Je suis très contente de jouer contre Metz, de revoir les filles, même si ça va passer très vite. Et puis je suis très excitée de jouer ce match. Je les connais, elles me connaissent, il y a eu beaucoup de face à face entre Metz et Rostov en Ligue des Champions ces dernières années, et j’ai l’impression que ça va être un duel super intéressant. Et puis d’un point de vue personnel, je suis une compétitrice, comme la plupart des filles des deux équipes d’ailleurs. Je vais défendre face à Orlane, et il va forcément y avoir des petits duels dans le match. Nous sommes très chambreuses, et on ne se loupera pas après.

 

Quel regard portes-tu sur cette équipe messine ? 

Je sais que ça va être un gros match. Metz a de nouvelles recrues qui apportent des choses différentes, mais l’ADN du Metz Handball est toujours présente. Je sais que c’est un match difficile qui nous attend, mais je suis très pressée de les retrouver. 

 

« Nous n’allons pas nous faire de cadeaux »

 

Il risque d’y avoir un peu d’émotion non ? 

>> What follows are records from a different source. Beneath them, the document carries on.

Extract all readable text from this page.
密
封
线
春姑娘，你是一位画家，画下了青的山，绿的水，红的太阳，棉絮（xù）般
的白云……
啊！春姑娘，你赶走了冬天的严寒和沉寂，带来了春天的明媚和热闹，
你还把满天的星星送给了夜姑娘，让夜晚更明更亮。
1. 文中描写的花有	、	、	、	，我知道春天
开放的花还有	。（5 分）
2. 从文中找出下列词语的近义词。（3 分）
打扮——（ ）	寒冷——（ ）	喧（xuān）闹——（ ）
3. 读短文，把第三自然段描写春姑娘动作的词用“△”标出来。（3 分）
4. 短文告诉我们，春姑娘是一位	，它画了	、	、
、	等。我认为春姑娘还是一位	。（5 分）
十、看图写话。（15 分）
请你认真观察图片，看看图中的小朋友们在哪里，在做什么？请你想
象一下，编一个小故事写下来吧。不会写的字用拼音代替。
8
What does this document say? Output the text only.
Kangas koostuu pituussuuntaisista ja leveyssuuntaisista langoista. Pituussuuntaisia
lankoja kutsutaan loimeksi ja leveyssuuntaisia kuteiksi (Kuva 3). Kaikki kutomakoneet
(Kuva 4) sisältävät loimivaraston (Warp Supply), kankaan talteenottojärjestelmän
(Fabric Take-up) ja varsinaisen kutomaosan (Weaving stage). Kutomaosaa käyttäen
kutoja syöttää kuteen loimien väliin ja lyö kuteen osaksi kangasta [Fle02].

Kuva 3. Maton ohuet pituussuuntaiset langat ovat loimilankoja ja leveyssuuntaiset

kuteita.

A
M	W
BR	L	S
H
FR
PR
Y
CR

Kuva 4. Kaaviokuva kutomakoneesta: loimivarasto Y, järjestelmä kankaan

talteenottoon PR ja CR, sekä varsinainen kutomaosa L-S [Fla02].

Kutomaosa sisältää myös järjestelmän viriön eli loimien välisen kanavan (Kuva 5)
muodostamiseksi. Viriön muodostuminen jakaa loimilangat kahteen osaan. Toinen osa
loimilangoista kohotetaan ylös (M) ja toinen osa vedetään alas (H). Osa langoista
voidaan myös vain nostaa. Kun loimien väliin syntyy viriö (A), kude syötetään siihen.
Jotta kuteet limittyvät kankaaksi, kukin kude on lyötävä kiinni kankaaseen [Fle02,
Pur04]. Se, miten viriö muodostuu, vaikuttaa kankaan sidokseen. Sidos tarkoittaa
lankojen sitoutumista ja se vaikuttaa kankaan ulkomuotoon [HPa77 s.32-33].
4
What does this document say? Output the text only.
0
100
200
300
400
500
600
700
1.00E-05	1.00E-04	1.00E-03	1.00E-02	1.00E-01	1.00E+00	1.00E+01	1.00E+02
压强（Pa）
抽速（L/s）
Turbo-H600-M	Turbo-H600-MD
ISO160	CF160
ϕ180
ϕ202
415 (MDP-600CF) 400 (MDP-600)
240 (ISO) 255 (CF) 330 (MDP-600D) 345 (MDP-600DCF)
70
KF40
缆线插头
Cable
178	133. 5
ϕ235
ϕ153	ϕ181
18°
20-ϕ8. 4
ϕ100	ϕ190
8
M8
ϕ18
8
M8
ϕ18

Affectif ou pas, il faut prendre les deux points. Nous n’allons pas nous faire de cadeaux, c’est certain. On va se taper dessus pendant 60’, sans méchanceté évidemment, dans les règles ! C’est une rencontre très importante à domicile pour nous, dans un groupe très relevé. Nous avons déjà perdu un point à la maison contre Krim, et nous ne pouvons pas nous permettre d’en perdre encore ce weekend. Je suis bien placée pour savoir que gagner des points aux Arènes de Metz c’est très compliqué, donc il va falloir l’emporter, même si ça s’annonce difficile. 

 

Quels sont tes objectifs avec cette équipe de Rostov ? 

Honnêtement, tout gagner. Le championnat, la Ligue des Champions, je n’ai pas peur de le dire, c’est un challenge que je me suis fixée. Avec Metz j’avais aussi ces ambitions, et je suis à Rostov pour gagner, pour performer. J’ai quitté un club ambitieux pour en rejoindre un autre qui l’est aussi. Mais avant de parler de gagner la Ligue des Champions, il va falloir sortir de ce groupe qui est très compliqué. La nouvelle formule est excitante, tous les weekends tu affrontes un adversaire qui peut prétendre au Final 4, et c’est vraiment cool de jouer cette compétition. 

 

« Je suis une blagueuse, et en anglais je ne suis pas toujours comprise par les autres »

 

Tu étais contente de retrouver l’équipe de France lors de la première étape de la Golden League ? 

Honnêtement, j’attendais cette échéance avec impatience. D’abord pour pouvoir retrouver l’équipe de France plusieurs mois après notre dernier regroupement, et puis de retrouver les copines, de parler français. Je suis une blagueuse, et en anglais je ne suis pas toujours comprise par les autres (rires). J’étais contente de rentrer en France, et de faire cette semaine internationale. 

 

Pour finir, un mot sur l’Euro 2020 qui se tiendra en décembre prochain en Norvège et au Danemark. 

Nous avons besoin de performer sur cette compétition, après notre Mondial raté. On veut revenir fort, et même si le contexte sanitaire nous a empêché de nous préparer comme nous l’aurions voulu, mais c’est le cas pour toutes les équipes, ça nous tient à coeur de montrer notre vrai visage, celui qui nous a permis de gagner des titres. On veut prouver que le Japon n’était qu’un faux pas.